The growth outlook for Tilly’s look dim
We find it difficult to visualize a growth strategy for the company. For the past 4 years, management has been very conservative in expanding its store footprint, which in hindsight, looked to be the right move. From 2015 to 2019, the company opened 16 net new stores. Sales growth for the same period has compounded at a 2.9% rate. At the same time, EPS has seen stagnant growth, oscillating between $0.50 and $0.84 during the same time frame.
We believe margins are going to remain depressed on a short to the mid-term basis, putting pressure on EPS growth. The company still depends on its brick-and-mortar stores to build brand awareness and implement its omnichannel strategy. That said, current social distancing guidelines are affecting store productivity, which could have a negative effect on same-store-sales growth and 4-wall EBITDA.
Also, while E-commerce might be less capital intensive than running a fleet of stores, that benefit is offset by higher variable costs such as shipping and fulfillment, and not so discretionary expenses such as marketing. With the increased demand for e-commerce, we believe marketing cost could increase as the bidding for keywords and paid search intensifies. It is also no secret that other retailers saw the same strength in their online channels. As a result, many retailers are taking the necessary steps to strengthen their online capabilities to remain competitive.
With no reason to expand their store base and with an online landscape becoming more competitive, we see no clear growth path for Tilly’s.
The Bottom Line
At 10x forward earnings, the company looks cheap. The healthy balance sheet and solid cash position add to the margin of safety. The company is also a good FCF generator.
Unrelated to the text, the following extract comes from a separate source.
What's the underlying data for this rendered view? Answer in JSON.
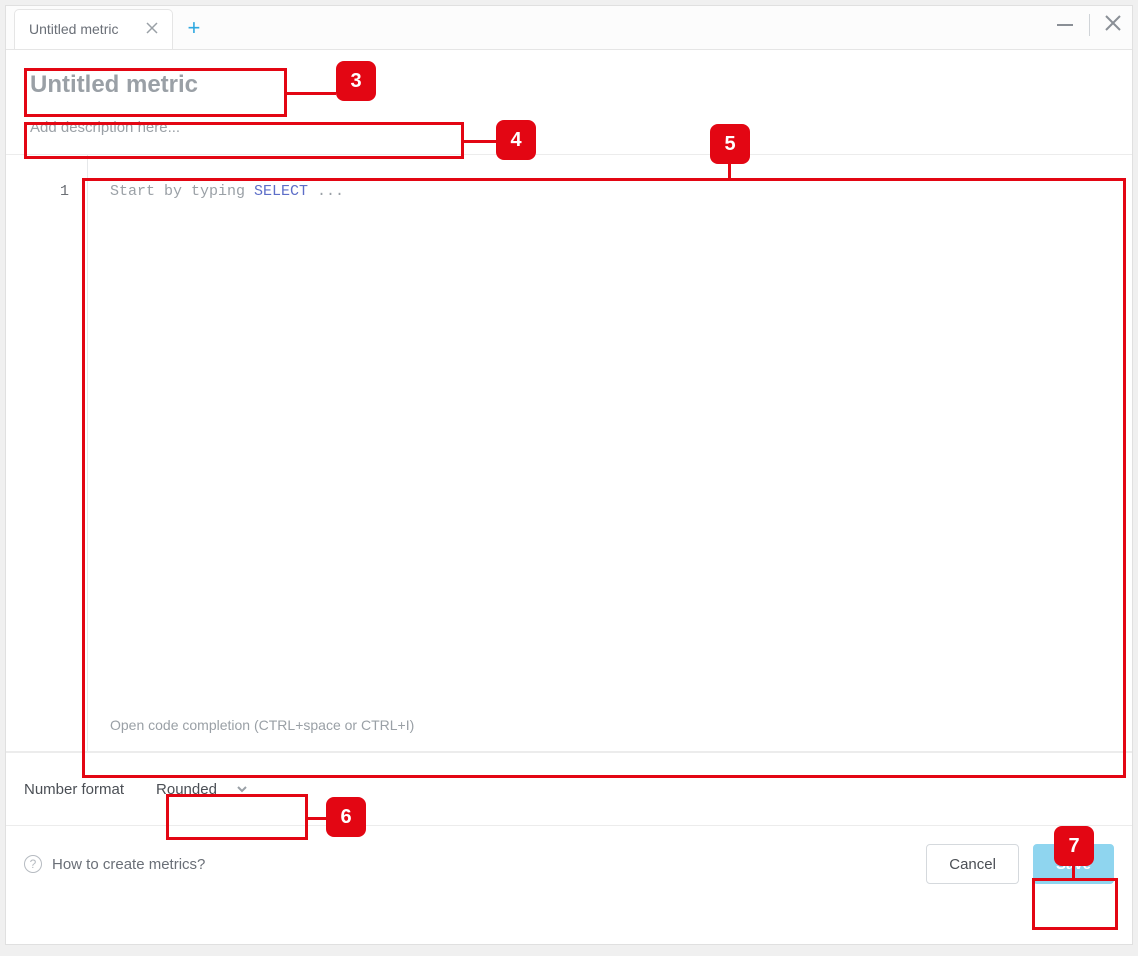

At this point, we believe the stock price already reflects the weak growth profile and challenges for Tilly’s. The market could re-rate the company at a higher multiple, and closer to their peer group average of 15x forward earnings if results come a bit better than expected. That said, we see Tilly’s as a speculative investment, and investors should position size accordingly.
Disclosure: I/we have no positions in any stocks mentioned, and no plans to initiate any positions within the next 72 hours. I wrote this article myself, and it expresses my own opinions. I am not receiving compensation for it (other than from Seeking Alpha). I have no business relationship with any company whose stock is mentioned in this article.